One of the best pieces of advice I got during my college process was from my dad. He said, “Life is all about options.” This reminded me to apply to colleges besides my “reach” school and to remember that going to college is in itself an option, but not the only option. When I looked at it this way, I found empowerment in knowing that I didn’t need to have my whole life figured out by seventeen - and that I was allowed to change my mind. In my case, I almost went to two different schools before I ended up going to the one that put me on a waitlist. Looking back, I am so happy with the choice I made - but I am sure I would have had an equally fulfilling (and fun!) experience at the other schools. 
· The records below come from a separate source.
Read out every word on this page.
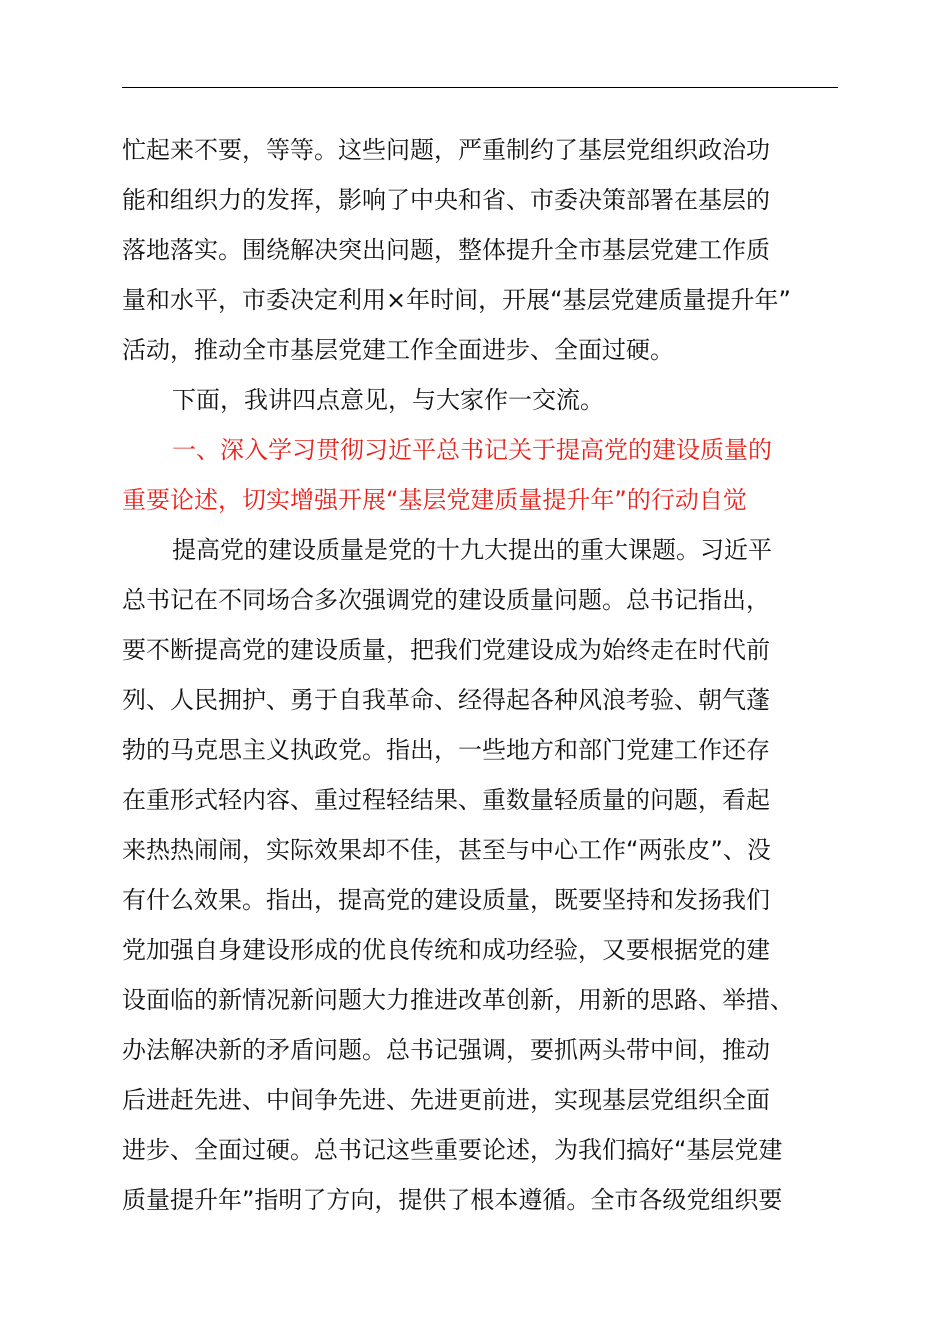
忙起来不要，等等。这些问题，严重制约了基层党组织政治功
能和组织力的发挥，影响了中央和省、市委决策部署在基层的
落地落实。围绕解决突出问题，整体提升全市基层党建工作质
量和水平，市委决定利用×年时间，开展“基层党建质量提升年”
活动，推动全市基层党建工作全面进步、全面过硬。
下面，我讲四点意见，与大家作一交流。
一、深入学习贯彻习近平总书记关于提高党的建设质量的
重要论述，切实增强开展“基层党建质量提升年”的行动自觉
提高党的建设质量是党的十九大提出的重大课题。习近平
总书记在不同场合多次强调党的建设质量问题。总书记指出，
要不断提高党的建设质量，把我们党建设成为始终走在时代前
列、人民拥护、勇于自我革命、经得起各种风浪考验、朝气蓬
勃的马克思主义执政党。指出，一些地方和部门党建工作还存
在重形式轻内容、重过程轻结果、重数量轻质量的问题，看起
来热热闹闹，实际效果却不佳，甚至与中心工作“两张皮”、没
有什么效果。指出，提高党的建设质量，既要坚持和发扬我们
党加强自身建设形成的优良传统和成功经验，又要根据党的建
设面临的新情况新问题大力推进改革创新，用新的思路、举措、
办法解决新的矛盾问题。总书记强调，要抓两头带中间，推动
后进赶先进、中间争先进、先进更前进，实现基层党组织全面
进步、全面过硬。总书记这些重要论述，为我们搞好“基层党建
质量提升年”指明了方向，提供了根本遵循。全市各级党组织要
Here are some other tips that helped me when navigating the college process: 

  • Ask for help! Your counselors are there for a reason - to help you through this process. Especially when it comes to comparing financial packages - it’s very wise to look at the details to be sure you’re putting yourself in the best position you can be. If you don’t feel supported by your school counselors, I suggest reaching out to a trusted adult in your life - teacher, friend, or family member. 
  • If you’re visiting a college in person, consider taking a minute to be alone on the campus. When I was looking at schools, I was very fortunate to have one or both of my parents with me and sometimes even my sister. (Yes, this was long before COVID!) But I’d urge you to sit on a bench by yourself for a few minutes or go for a quick solo walk. Try to envision if you feel like this is a place you’d be happy spending your time. 
  • When I was applying to schools, so many people said “don’t think about what school specializes in your major, you’ll change your mind a million times.” This advice may be true for some, but if there’s an area you are deeply passionate about - I wouldn’t hide from that. I believe your passions should guide your actions - of course, in a way that makes sense for your personal situation.
  • Remember to listen to yourself. Your parents, teachers, best friends, boyfriends, girlfriends are all hugely important - but they are not the ones living your life. You are. 

Above all, even though it’s easier said than done, be kind to yourself and try to do things that help you “zoom out” every once in a while. Read a book for a mental escape or go for a hike to experience this wonderful world that will be here for you no matter where your college journey takes you. 

Cheering you on through this exciting - although stressful -- time in your life!